El director belga nos trae un espectacular registro dedicado a la figura de William Byrd, uno de los mayores talentos de la Europa del XVI, en una visión novedosa y exquisita que nos demuestra que estamos probablemente ante el mejor coro del mundo.

Infelix ego. Música de William Byrd, Alfonso Ferrabosco y Philippe de Monte. Collegium Vocale Gent | Philippe Herreweghe. Phi, 1 CD [LPH 014], 2015. T.T.: 49:49.

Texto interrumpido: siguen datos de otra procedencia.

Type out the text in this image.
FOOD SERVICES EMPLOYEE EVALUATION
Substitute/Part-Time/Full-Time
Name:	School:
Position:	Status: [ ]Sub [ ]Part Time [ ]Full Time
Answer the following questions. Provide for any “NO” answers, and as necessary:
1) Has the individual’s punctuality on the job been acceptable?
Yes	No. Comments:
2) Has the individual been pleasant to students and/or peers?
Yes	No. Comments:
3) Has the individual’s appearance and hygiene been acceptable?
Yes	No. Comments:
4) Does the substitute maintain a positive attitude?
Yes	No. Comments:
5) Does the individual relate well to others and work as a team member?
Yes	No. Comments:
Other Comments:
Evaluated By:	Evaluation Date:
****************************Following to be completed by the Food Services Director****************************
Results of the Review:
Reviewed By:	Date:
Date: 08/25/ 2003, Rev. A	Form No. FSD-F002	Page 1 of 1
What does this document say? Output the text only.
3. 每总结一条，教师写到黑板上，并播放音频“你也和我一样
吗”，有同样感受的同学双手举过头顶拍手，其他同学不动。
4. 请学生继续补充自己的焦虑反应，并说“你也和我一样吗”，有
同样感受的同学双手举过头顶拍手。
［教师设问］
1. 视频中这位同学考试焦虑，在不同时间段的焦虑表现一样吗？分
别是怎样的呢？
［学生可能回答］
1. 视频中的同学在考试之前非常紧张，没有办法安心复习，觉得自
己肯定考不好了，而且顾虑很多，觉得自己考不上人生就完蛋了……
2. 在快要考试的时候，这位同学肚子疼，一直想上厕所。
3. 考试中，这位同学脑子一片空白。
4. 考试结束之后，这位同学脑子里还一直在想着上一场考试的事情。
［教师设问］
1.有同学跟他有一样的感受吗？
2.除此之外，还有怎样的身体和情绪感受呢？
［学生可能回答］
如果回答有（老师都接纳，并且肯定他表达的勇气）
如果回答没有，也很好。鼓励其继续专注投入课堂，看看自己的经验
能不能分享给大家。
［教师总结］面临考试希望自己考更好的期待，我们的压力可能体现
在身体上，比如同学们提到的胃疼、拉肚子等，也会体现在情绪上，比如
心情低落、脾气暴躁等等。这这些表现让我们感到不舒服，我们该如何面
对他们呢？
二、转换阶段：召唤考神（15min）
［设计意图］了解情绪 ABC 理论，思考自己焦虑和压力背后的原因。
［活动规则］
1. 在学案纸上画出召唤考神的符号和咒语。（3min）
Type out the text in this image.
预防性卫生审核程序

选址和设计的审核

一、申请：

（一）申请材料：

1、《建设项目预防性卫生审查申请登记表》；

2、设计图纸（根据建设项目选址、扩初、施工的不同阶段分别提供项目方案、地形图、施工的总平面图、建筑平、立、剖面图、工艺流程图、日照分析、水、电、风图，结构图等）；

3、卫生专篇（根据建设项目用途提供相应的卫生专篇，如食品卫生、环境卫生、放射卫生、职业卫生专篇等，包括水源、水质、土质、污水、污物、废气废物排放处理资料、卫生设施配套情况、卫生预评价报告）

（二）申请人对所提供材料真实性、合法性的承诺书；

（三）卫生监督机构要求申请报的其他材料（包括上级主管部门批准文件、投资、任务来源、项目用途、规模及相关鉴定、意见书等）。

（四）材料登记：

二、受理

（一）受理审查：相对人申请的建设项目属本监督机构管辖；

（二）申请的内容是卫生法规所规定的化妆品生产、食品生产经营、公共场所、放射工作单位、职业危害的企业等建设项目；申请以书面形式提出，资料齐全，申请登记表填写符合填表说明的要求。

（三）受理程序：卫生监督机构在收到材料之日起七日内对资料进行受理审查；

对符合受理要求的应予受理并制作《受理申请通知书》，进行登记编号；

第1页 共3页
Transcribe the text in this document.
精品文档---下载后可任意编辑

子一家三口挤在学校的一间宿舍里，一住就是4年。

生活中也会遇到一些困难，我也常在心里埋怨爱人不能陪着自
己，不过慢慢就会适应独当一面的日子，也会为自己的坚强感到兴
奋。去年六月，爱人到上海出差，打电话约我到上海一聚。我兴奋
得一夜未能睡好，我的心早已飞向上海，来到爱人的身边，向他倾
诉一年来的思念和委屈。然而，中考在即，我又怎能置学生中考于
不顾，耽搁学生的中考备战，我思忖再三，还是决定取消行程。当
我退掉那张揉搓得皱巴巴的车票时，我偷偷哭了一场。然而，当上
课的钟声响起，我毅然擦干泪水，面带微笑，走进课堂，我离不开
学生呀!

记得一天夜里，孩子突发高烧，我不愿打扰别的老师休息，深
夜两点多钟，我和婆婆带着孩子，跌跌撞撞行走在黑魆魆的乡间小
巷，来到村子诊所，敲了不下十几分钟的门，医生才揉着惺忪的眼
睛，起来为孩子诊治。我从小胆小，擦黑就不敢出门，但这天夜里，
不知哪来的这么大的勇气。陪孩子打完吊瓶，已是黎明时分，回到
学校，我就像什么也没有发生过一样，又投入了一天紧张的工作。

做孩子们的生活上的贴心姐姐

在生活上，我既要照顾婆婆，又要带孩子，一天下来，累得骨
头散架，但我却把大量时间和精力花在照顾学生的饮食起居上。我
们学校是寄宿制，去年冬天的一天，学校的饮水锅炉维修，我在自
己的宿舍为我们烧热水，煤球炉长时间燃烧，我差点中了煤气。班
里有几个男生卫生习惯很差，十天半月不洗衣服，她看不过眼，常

   Está bien, lo confieso: me apasionan el Collegium Vocale Gent y Philippe Herreweghe. Por eso, cada nuevo disco en el que se aproximan a la polifonía del Renacimiento supone para mí todo un acontecimiento ya lo es cuando lo hacen con Bach y el Barroco, por supuesto. Y qué lástima que no lo hagan más a menudo. Su última incursión fue ese descomunal doble álbum dedicado a los Responsorios de Semana Santa de Carlo Gesualdo. Pero hay algo que convierte, más si cabe, a este disco en un evento de suma importancia: supone el primer acercamiento discográfico del conjunto a la figura del británico William Byrd [c. 1540-1623], que es sin duda uno de los compositores más geniales en la historia de la música europea del siglo XVI, y que si me preguntan, considero desde luego como el mejor compositor británico de la historia, así, sin ambages.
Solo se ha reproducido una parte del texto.